Venerdì 5 e Sabato 6 febbraio alle ore 21,00 e domenica 7 febbraio alle ore 18.30 al Teatro Bis di Salerno terzo appuntamento della stagione teatrale 2009/2010 con la Compagnia Les Enfants Terribles di Roma che ci presenta “Davide e il Lupo” scritto, diretto ed interpretato da Francesco Marino con musica dal vivo eseguita dal Maestro Vincenzo Palermo. Teatro di evocazione dove un attore ritorna al passato ed immagina il futuro con un po’ di amarezza, molta incertezza e tanta ironia. Un percorso affrontato in una notte d’insonnia dove pensieri,ricordi, riflessioni si confondono e si annullano in una specie di sogno fatto ad occhi aperti. Un attore sulla scena fra tantissimi oggetti di una ipotetica “soffitta dell’anima” percorre un sentiero animico dove si alternano, in un vibrante afflato, storie personali legate al rapporto ancestrale tra padre e figlio ma anche tra società ed individuo , tra maestro ed allievo.
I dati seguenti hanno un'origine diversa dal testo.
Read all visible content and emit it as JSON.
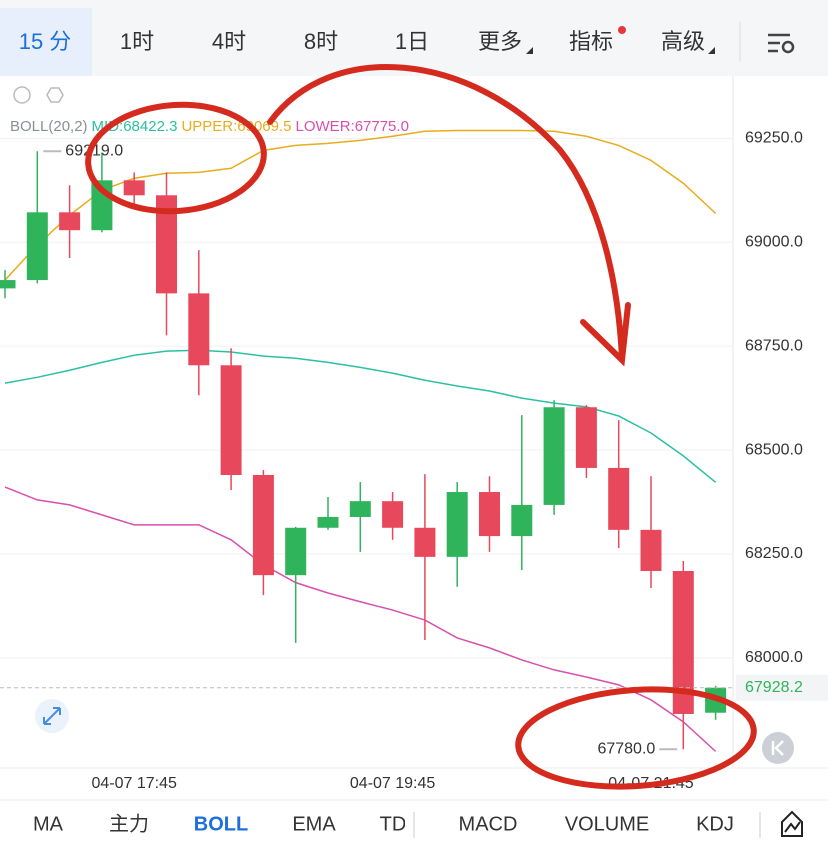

Una storia di un rapporto difficile ed affascinante insieme espressa teatralmente con grande forza recitativa . Una storia da non perdere per l’evocazione di fatti e storie che sono dentro di noi. In “Davide e il lupo” la vita rappresentata rispecchia un po’ quella di tutti noi, ma l’immagine più bella è stata quella del padre, così vera, semplice,magica , reale. Rappresentazione dai toni forti e delicati dove l’immaginazione si fa ribelle. E’ la bianca altalena su un mondo in divenire, in un intenso gioco culturale. Il passato ed il futuro sono intrecciati in un gioco di specchi dov’è immerso il protagonista,il 2011, appena dietro l’angolo, sarà il tempo di ricordare la tragedia moderna che ha cambiato la vita di ognuno:l’attacco alle Torri Gemelle. Come dire: ogni generazione avrà il suo anno di riferimento. Emerge in questo spettacolo una “responsabilità individuale” di uomo/padre e la favola/vita si trasforma in una eterna caccia al lupo, alla ricerca di un sapere che non troverà mai fine, ma che proprio nel viaggio verso la conoscenza giustifica la sua esistenza.